Lila Rose
Red clay roads of southwest Georgia, cotton farms and factories – this is the world of the Hart family, three siblings, each with a dream that collides with circumstance.
Director's Statement
I have, for a lifetime, been fascinated by hand-work so it came as no surprise that a walk through the school bus factory in southwest Georgia seeded a story that would become Lila Rose.
Inside the factory, line-workers throw roof bows, buck rivets, lower engines into the chassis, work the paint booth, and take on every other imaginable task that builds a school bus fit enough for transporting our children to and from school. The location sparks endless opportunities for visual wonder and dramatic situations.
Outside the factory: red clay farm country, ravaged by drought. Lila Rose moves between these two worlds, daughter in hand, along with her hopes and dreams, a gift for song and second-hand guitar. What difference does it make anyway, in a world with such monumental problems, to carry one’s individual gift into it? This question becomes the fault line of the story.
Lila Rose is also a story of horizons, of the boundary between land and sky.

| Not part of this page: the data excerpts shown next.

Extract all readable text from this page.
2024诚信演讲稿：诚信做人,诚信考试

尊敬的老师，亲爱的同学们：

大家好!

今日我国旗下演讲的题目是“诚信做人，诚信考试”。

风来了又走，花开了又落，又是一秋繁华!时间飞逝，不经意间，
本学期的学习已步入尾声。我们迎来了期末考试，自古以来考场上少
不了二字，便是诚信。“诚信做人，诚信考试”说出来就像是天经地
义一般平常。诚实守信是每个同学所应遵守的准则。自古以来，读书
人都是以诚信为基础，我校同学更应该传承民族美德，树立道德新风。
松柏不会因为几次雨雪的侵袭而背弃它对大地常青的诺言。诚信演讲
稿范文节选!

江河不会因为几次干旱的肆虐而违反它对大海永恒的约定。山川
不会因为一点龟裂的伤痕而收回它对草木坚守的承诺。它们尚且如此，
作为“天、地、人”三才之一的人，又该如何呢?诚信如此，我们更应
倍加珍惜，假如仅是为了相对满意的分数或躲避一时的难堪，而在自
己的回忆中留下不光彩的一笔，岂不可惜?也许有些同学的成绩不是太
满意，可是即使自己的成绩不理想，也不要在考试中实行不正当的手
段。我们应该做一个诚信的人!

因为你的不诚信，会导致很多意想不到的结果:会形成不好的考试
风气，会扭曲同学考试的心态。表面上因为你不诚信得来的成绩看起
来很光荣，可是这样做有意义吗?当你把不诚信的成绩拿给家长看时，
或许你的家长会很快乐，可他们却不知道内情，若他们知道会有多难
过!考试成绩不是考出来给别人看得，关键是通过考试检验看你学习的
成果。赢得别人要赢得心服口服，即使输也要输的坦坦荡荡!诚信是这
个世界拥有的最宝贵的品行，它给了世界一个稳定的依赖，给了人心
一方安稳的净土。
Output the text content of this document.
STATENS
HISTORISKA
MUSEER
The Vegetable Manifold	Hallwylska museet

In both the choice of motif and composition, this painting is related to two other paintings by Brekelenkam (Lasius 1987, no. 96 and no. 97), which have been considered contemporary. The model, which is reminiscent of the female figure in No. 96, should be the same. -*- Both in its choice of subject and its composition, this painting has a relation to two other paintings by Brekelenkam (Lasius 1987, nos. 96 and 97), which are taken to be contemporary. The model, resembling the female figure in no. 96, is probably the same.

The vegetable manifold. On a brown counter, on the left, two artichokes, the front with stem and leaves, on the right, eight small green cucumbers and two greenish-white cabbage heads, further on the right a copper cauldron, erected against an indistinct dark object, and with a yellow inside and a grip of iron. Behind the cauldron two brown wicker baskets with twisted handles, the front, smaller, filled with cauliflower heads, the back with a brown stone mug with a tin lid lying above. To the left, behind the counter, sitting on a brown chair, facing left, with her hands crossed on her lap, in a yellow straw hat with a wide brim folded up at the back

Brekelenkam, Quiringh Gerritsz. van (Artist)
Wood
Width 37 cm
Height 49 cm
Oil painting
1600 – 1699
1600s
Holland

Authentic details of farm and factory life converge with the lyricism of a cotton field, or gnats swarming a thresher. Wide shots with deep space unspool next to close-ups reveling in the expressiveness of a human face. The film’s treatment works to plant the viewer on the cusp of a world in which the mythic and real converge.
2018 participant in Nicole Kidman/Meryl Streep/NYWiFT Writer's Lab
Introducing Noah Wall as Lila Rose
Introducing Noah Wall. Noah has charmed audiences with her skill as a singer, composer, musician, and stage actor. Traveling with the award winning acoustic band, “The Barefoot Movement,” Noah unleashes her fiddle and voice onto audiences worldwide. With three full-length albums recorded and more to come, “The Barefoot Movement” has delivered on CMT’s prediction as “one of the most promising bands” of the bluegrass scene. Having made her way from rural North Carolina to Nashville with guts and talent, she knows what it takes to keep a dream alive. We’re excited for the screen debut of Noah Wall as Lila Rose.
Collaborators
Jenn Ruff
Jenn Ruff is a film editor, video artist and collagist based in Brooklyn. For many years she has been compelled by the art of assemblage and the alchemy that results from combining separate and distinct elements in space or time. She cultivated her technique as an editor with work on Y Tu Mama Tambien, Boy's Don't Cry, and Kelly Reichardt’s Old Joy. Her recent work as an editor includes the cult horror film, Lyle, starring Gaby Hoffman and Elisabeth's Subrin's emotionally stirring, A Woman, A Part. In 2016, Jenn edited the short experimental film, Jungle-sized, presented by Soundwalk Collective and David De Rothschild. The film played on 50 screens in Times Square as part of the Times Square Arts Program. She is an Asst. Arts Professor in the Graduate Division of Film and TV at New York University. Her video art and collages have exhibited in galleries in New York City, Los Angeles, Tokyo, and London.
Shannon Cohn
Shannon Cohn produced the documentary series, Sea Nation, which follows her and a friend as they sell their possessions and hitchhike on boats across the Caribbean. The show currently airs in over 60 countries on Discovery Channel International and National Geographic. She also produced the feature documentaries Being in the World (winner Audience Film Festival and Best Documentary, Vail Film Festival) and 2012 Time for Change featuring Sting, Ellen Page and David Lynch. She produced short narrative films Sulphur Mountain with Mark Webber, The Memento Mori Project with Paz de la Huerta and The Potential Wives of Norman Mao with George Takei. Shannon attended the Graduate Film Program at NYU’s Tisch School of the Arts and has a law degree from Vanderbilt University.
Zelmira Gainza
Zelmira Gainza is a British/Argentine cinematographer, producer and director. Her work has screened in film festivals all over the world, including Sundance, Cannes, Tribeca and Clermont Ferrand. She recently served as DP/Producer on SO GOOD TO SEE YOU (Sundance 2016), and HAVANA MOTOR CLUB (Samuel Goldwyn Films), a feature-length documentary about drag-racing in Cuba. She shot OK BREATHE AURALEE (Sundance 2012) and BURN TO SEND (Student Oscars finalist), both of which were awarded the Nestor Almendros Award for Excellence in Cinematography. She wrote and directed THE POOL which received the Wassserman Award for Best Film, Best Director and Best Screenplay at the NYU First Run Festival 2011, as well as the National Board of Review Student Award. She has worked in the U.S., South America, Europe, Asia and the Middle East. She holds an MFA in Filmmaking from NYU and is based in New York.